Not knowing anything about BMW's personally, I was at a loss from the start. I knew I wanted things simple, and that the electricals had to go. I asked for help on CC and Wompy, Rudehog and many others stepped up. Although he's partial to Jap machinery, Wompy went to town with me on this BMW, helping me design the entire electrical system and chopping my forks down to size. Thanks, Juan P!
I haven't ridden this bike too much yet, but so far the most satisfying moment was when some dude told me it hardly looked like a motorcycle because it was so clean. That made me happy.

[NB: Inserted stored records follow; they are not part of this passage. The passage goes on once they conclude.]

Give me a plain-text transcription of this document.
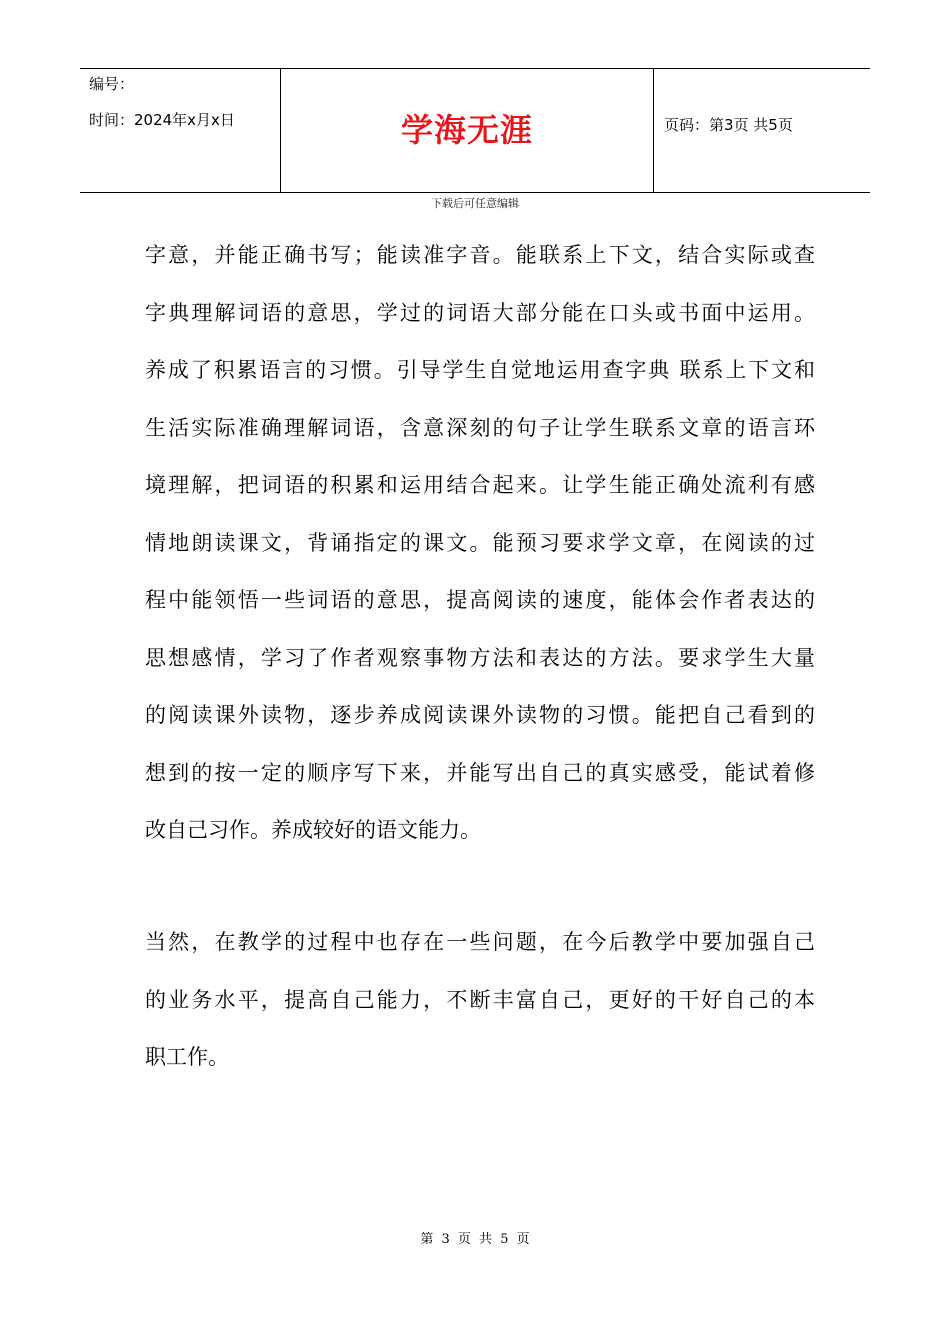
编号：
时间：2024年x月x日	学海无涯	页码：第3页 共5页
下载后可任意编辑
字意，并能正确书写；能读准字音。能联系上下文，结合实际或查
字典理解词语的意思，学过的词语大部分能在口头或书面中运用。
养成了积累语言的习惯。引导学生自觉地运用查字典 联系上下文和
生活实际准确理解词语，含意深刻的句子让学生联系文章的语言环
境理解，把词语的积累和运用结合起来。让学生能正确处流利有感
情地朗读课文，背诵指定的课文。能预习要求学文章，在阅读的过
程中能领悟一些词语的意思，提高阅读的速度，能体会作者表达的
思想感情，学习了作者观察事物方法和表达的方法。要求学生大量
的阅读课外读物，逐步养成阅读课外读物的习惯。能把自己看到的
想到的按一定的顺序写下来，并能写出自己的真实感受，能试着修
改自己习作。养成较好的语文能力。
当然，在教学的过程中也存在一些问题，在今后教学中要加强自己
的业务水平，提高自己能力，不断丰富自己，更好的干好自己的本
职工作。
第 3 页 共 5 页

Owner: Temecula Terry Whitehurst
Location: Temecula, CA
Engine, year and make, model, modifications: Stock 1973 R60/5 engine, new Mikuni carbs (owner's note: Why do they call them Bing carbs? Because that's the sound they make when they hit the trash can), air box removed and replaced with K&N's
Frame: The entire bike was torn down just to find a rusted piece of shit. I had to start from step 1, which was cool. It's stock minus all unnecessary tabs
Fork: Stock, shortened 2"
Chassis mods: Sub-frame shortened
Tire/wheel size and style: Stock rims powdercoated, new spokes
Favorite thing about this bike: BMW's are weird. You sort of have to like the whole thing. I'm pretty basic, so clean bikes make me happy
Other mods, accessories, cool parts, etc: I cut down the hand controls and re-shaped them, cut the forks down, rebuilt the wheels, made a custom steering stabilizer, started fresh and re-wired the entire bike to a custom schematic based off racing BMWs. We cut the headlight ears down and put a Bates bucket on and replaced the lens with a '50s Mercedes-Benz lamp. I powdercoated almost everything, and cut down a 30-year-old 2-into-1 Luftmeister racing exhaust system and installed an H-D Sporty baffle inside the muffler. We did an antique polish on the engine covers and cast alloy parts that I like to call vintage aviation style, then made a custom alloy-based seat and added Firestone tires that suck on freeways but look cool
Next modification: Sub-frame rear loop to follow the lines of the seat
Thanks: I must say a big thanks to the boys at BCM, Pat and Kim. I couldn't have done this build without them. Pat and I put our heads together for the battery box and tail light, and Kim finished off both pieces with his usual talents. Wompy at Still Kickin'. Thanks also to McGoo for teaching me how to build my wheels, and to BMW Stoner for all the parts and sharing his knowledge. Thanks Spokesmen Jesse for helping me get this thing fired up, Mike Mellow for supplying Mission Brewery kegs, Bill Bryant for keeping me on track, and to Cop Todd for just being there. Most of all, a special thanks to my lovely wife for putting up with me sitting in the garage working on my bikes for hours on end.